How to improve the efficiency of our development.


Before we start our project, I would like to list some principles to help us improve our efficiency. I wrote these down in our TDD.

I'll explain here what the reason for doing this is.

In each weekly build, known exceptions must be addressed.

In minicapstone I found that we have been having some Exceptions in our project files. It was causing a series of problems.

Most of the time these exceptions don't cause the game to run incorrectly, but sometimes the exceptions generated by the error are hidden in there for you to overlook. That's why we have to eliminate them, they make you less sensitive to the correctness of the program.

Moreover, an obvious reason is that exceptions prevent programs from Debug, which deprives us of an important tool for handling bugs.

So we want to make sure there are no exceptions in the weekly build to reduce the time we spend on errors.

In exception handling, we follow the "let it down" principle, exposing exceptions and handling them promptly. Hiding exceptions by using try-catch without handling is prohibited.

When I was working, this was a habit of some people that I abhorred. Because of the nature of some programming languages, the IDE will prompt you to handle exceptions when calling APIs that may throw exceptions.

So they catch the exception and the exception goes away.

When a bug occurs, you can't understand why it went wrong, and then maybe a few hours later, you find out that an exception occurred, but was caught, just like nothing happened.

So instead of doing this, we should just crash the program when the exception occurs, so that we can find the problem in time to fix it.

Use "Debug.Assert" assertions more often to handle potential errors and detect issues in a timely manner.
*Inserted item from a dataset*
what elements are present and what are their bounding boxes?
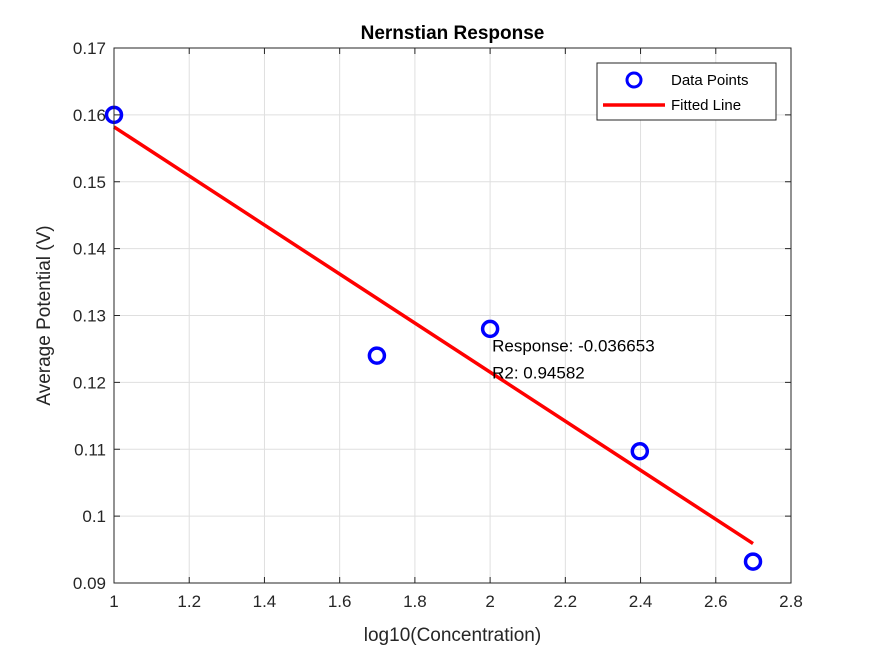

This is still a habit. Because sometimes a program will continue to run based on incorrect data and end up with an error that cannot be observed. This error ends up being visible in an unrelated place. So in conjunction with the previous article, we add more assertions so that the program crashes at the beginning when it encounters the wrong data. To find and fix errors in time.

Encourage knowledge sharing. 

Team members should share typical errors they encounter, discuss avoidance methods, and share codes and designs they are proud of. Document bugs and errors that took a considerable amount of time to resolve for preservation and sharing purposes.

In the game industry, we all lack relevant experience, so I think it is important to share our experience so that the individual experience becomes the group's experience. This will be good for each of us. And avoiding making mistakes that others have made can also reduce the time we spend on debugging.

Through knowledge sharing, discussion, and summarization, develop team coding standards and best practice guidelines as the project progresses.

The absolute correctness of these team coding standards and best practice guidelines is not important, but rather the consistency of the team's style. This helps us understand each other's code and reduces the cost of collaboration and the difficulty of code review. It also makes it easier for us to continue working on each other's code.

Summary

You will find that the entire article revolves around two points: reducing bugs and reducing communication costs.

Yes, because developing a project is like building a mountain of shit, and every project will inevitably become a mountain of shit. We can only find ways to reduce the rate at which it becomes a mountain of shit.

This is because as projects grow larger they become out of everyone's control. Whenever we need to go through code we don't understand, it feels like we're crawling up and punching holes in a mountain of shit.

So by reducing mistakes, we can reduce the number of times we climb the shit hill. Increasing communication is what makes the size of the shit hill smaller. This is where these principles come from.